Sosia eyed Lanius. “Something is wrong,” she said.
“I don’t know what you’re talking about,” he answered, knowing what a liar he was.
His wife knew what a liar he was, too. “I don’t believe you, not even for a minute,” she said. “Something is wrong. When I first realized it, I thought you were having an affair.”
“I’m not,” Lanius said, which was the truth. There were plenty of pretty serving women in the palace. He enjoyed looking at them. He’d kept his hands to himself, though, ever since he’d married Sosia. He’d thought about taking this one or that one to bed, and he knew some of them had thought about the advantages of bedding him, but nothing of that sort had happened.
“I know you’re not,” Sosia said now. “I almost wish you were. Almost. Then I’d know what was wrong. This way…” She shook her head. “This way, I’m guessing, and that’s even worse.”
“I’m sorry,” Lanius said. “You couldn’t do anything about it anyway.” And that, he knew, was also nothing but the truth.
Sosia, who didn’t know what he knew, wasn’t convinced. “Queen Quelea’s tears, how can I believe that when I don’t even know what the trouble is?” she demanded.
The oath didn’t make things better. The oath, if anything, made them worse. “I’m sorry,” Lanius said, and then said no more.
“You shouldn’t be sorry. You should tell me whatever it is. If it’s not a woman—”
“It’s not.”
“I know it’s not. I already told you that.” Sosia sounded impatient. “But since it’s not, what’s the point to keeping it a secret, whatever it is?”
What’s the point to keeping it a secret? Lanius wondered. But he knew the answer to that. He hadn’t shown even Ixoreus what he’d found. Maybe the green-robed priest hadn’t seen that particular piece of parchment. If he had, he hadn’t seen what it meant.
Or maybe he had seen it and had understood it, but didn’t know Lanius had and didn’t want to discuss it with him. Maybe Ixoreus had endured for years the sinking feeling Lanius had known these past few weeks.
Fortunately, Lanius didn’t have long to brood over what he’d found. A servant came in and said, “Your Majesty, the envoys from the Chernagor city-states are here. We’ll have them in the throne room in a quarter of an hour.”

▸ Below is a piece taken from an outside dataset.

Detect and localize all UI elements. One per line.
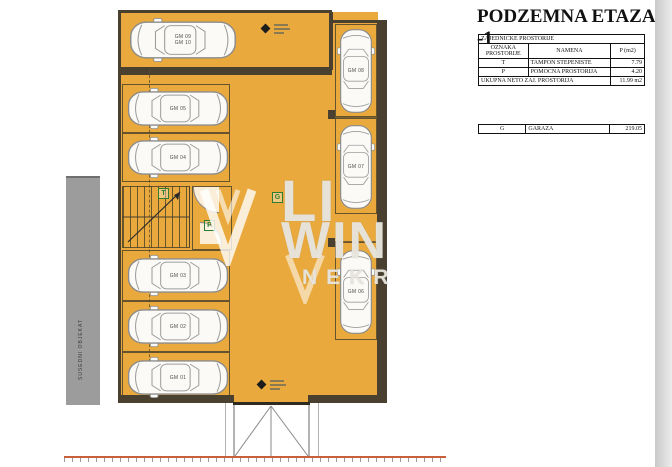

“Oh, very good!” Lanius said. The delay gave him long enough to put on his crown and a pearl-encrusted robe and take his place on the throne before the merchants who doubled as ambassadors entered the chamber.
The Chernagors were big, blocky men with proud noses, dark beards, and hair tied at their napes in neat buns. They wore embroidered shirts and kilts that stopped just above their knees. Lanius had read that the embroidery and the pattern of the kilt varied from one city-state to another. He was willing to believe it, but hadn’t seen enough Chernagors to tell one town’s distinguishing marks from another’s. They’re probably in the archives, he thought, and wondered where they might lurk.
“Greetings, Your Majesty,” a man, evidently their leader, said. His beard showed more gray than black; he wore a massy golden ring on his right finger and even massier gold hoops in his ears. Some Therving men wore earrings, too; Lanius didn’t know who’d gotten the custom from whom.